I propose to add another optional parameter to dump_all: string_value: false. When passed, no String content is ever dumped regardless of its coderange.
Why not just stop dumping string values? I'm proposing this because I see no reason to keep them. It is practically proven unnecessary; all non-ASCII bits are already silently dropped and no one complains. I prefer simple API for ObjectSpace.dump_all. We could add options later, if we find any use cases.
I see no reason to keep them. It is practically proven unnecessary
I disagree. Just to give one example among many, it's very useful when tracking memory leaks. For instance you notice some pattern of a Hash growing, being able from the dump to see the content of the key often allow to map that object to actual code.
I'm not sure if I'm in favor of this request then. ObjectSpace.dump_all is very much analogous to a coredump. Both are very handy on occasions. I don't doubt your experience of finding memory leak is real. But... People normally don't try to cruft a coredump. One do often include sensitive info, but being able to access to a coredump is a big threat already.

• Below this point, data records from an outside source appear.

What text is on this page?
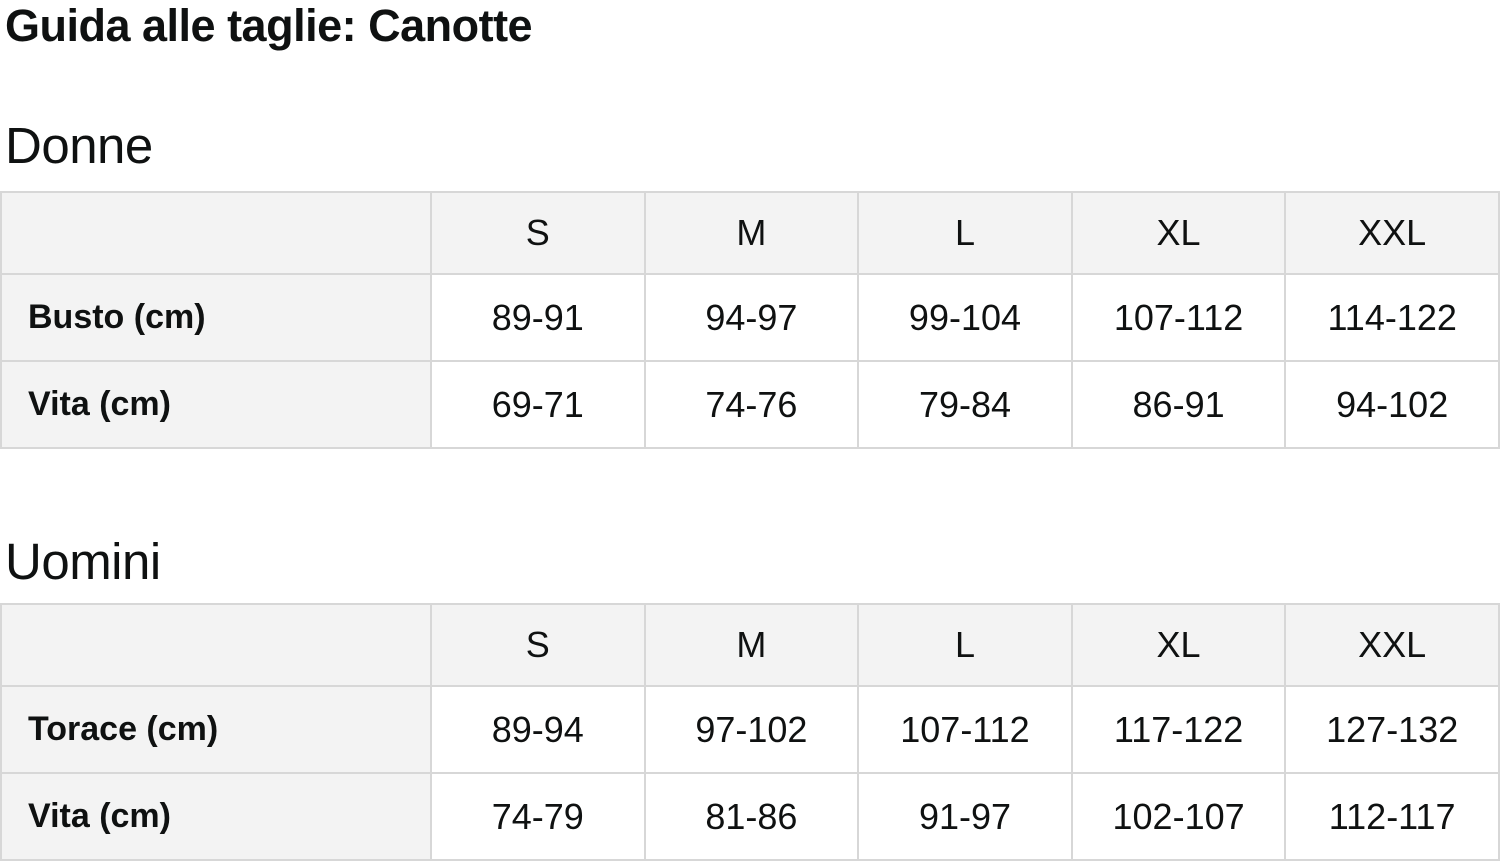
Guida alle taglie: Canotte
Donne
	S	M	L	XL	XXL
Busto (cm)	89-91	94-97	99-104	107-112	114-122
Vita (cm)	69-71	74-76	79-84	86-91	94-102
Uomini
	S	M	L	XL	XXL
Torace (cm)	89-94	97-102	107-112	117-122	127-132
Vita (cm)	74-79	81-86	91-97	102-107	112-117
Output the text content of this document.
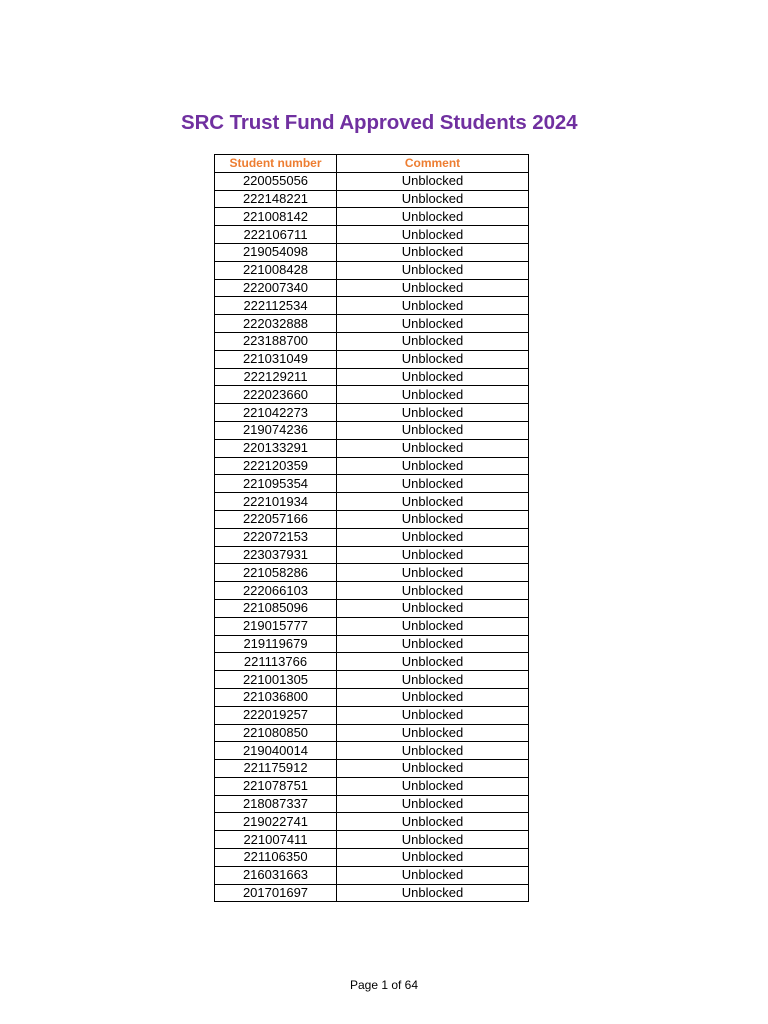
SRC Trust Fund Approved Students 2024
Student number	Comment
220055056	Unblocked
222148221	Unblocked
221008142	Unblocked
222106711	Unblocked
219054098	Unblocked
221008428	Unblocked
222007340	Unblocked
222112534	Unblocked
222032888	Unblocked
223188700	Unblocked
221031049	Unblocked
222129211	Unblocked
222023660	Unblocked
221042273	Unblocked
219074236	Unblocked
220133291	Unblocked
222120359	Unblocked
221095354	Unblocked
222101934	Unblocked
222057166	Unblocked
222072153	Unblocked
223037931	Unblocked
221058286	Unblocked
222066103	Unblocked
221085096	Unblocked
219015777	Unblocked
219119679	Unblocked
221113766	Unblocked
221001305	Unblocked
221036800	Unblocked
222019257	Unblocked
221080850	Unblocked
219040014	Unblocked
221175912	Unblocked
221078751	Unblocked
218087337	Unblocked
219022741	Unblocked
221007411	Unblocked
221106350	Unblocked
216031663	Unblocked
201701697	Unblocked
Page 1 of 64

We normally strictly restrict access to them. The same thing can go for ObjectSpace.dump_all output.
I wrote "I prefer simple API for ObjectSpace.dump_all" because, I'm pretty sure this is not the last thing you wanted for the output. People need to filter out some objects fields, order by something, group by something, having a histogram, ... and pretty sure we would end up need an entire SQL engine. My preference is this method should remain as simple as possible, and let jq(1) etc., having that business.
I'm not sure reasoning by analogy with core dumps is sound here. If there was a way to be sure a core dump is stripped of all personally identifiable informations I'd definitely use it to share core dumps when it's useful.

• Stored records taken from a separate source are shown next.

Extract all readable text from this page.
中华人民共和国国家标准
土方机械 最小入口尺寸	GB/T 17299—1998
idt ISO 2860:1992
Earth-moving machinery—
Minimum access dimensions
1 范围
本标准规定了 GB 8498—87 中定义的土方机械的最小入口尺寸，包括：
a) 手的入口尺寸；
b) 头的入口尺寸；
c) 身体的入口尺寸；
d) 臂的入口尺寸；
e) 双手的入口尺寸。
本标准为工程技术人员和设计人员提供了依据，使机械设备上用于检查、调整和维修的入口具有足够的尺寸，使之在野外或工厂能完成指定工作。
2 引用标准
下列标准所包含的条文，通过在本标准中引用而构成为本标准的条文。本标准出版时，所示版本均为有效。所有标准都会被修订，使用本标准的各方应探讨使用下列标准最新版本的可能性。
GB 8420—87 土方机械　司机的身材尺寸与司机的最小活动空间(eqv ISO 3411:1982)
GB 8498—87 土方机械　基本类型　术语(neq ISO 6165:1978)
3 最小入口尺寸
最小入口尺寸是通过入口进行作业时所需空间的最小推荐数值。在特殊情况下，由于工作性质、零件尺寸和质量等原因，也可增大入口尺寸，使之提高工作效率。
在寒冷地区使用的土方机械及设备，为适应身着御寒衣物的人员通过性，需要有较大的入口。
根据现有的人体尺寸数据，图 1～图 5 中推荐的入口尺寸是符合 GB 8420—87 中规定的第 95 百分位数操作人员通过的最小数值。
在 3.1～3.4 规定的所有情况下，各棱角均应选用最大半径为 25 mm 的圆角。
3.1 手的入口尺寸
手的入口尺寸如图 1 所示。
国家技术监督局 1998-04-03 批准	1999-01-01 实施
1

because, I'm pretty sure this is not the last thing you wanted for the output. ... and pretty sure we would end up need an entire SQL engine.
I think this is a bit of an unfair argument. Yes I requested multiple additions to this API over the last few years, but in my opinion there is a very long way to go before it can considered a complex API, especially for an API that is intended for very advanced debugging. And it's not like I have a long list of feature requests I'm drip feeding.
Also I don't even need that capability myself, I suggested it because I was trying to help @zzak (zzak _) fix a memory leak at his company, and the dumps containing string values made it hard for him to get approval to generate heap dumps from production because of security concerns, and thought this new option it could be useful for the community.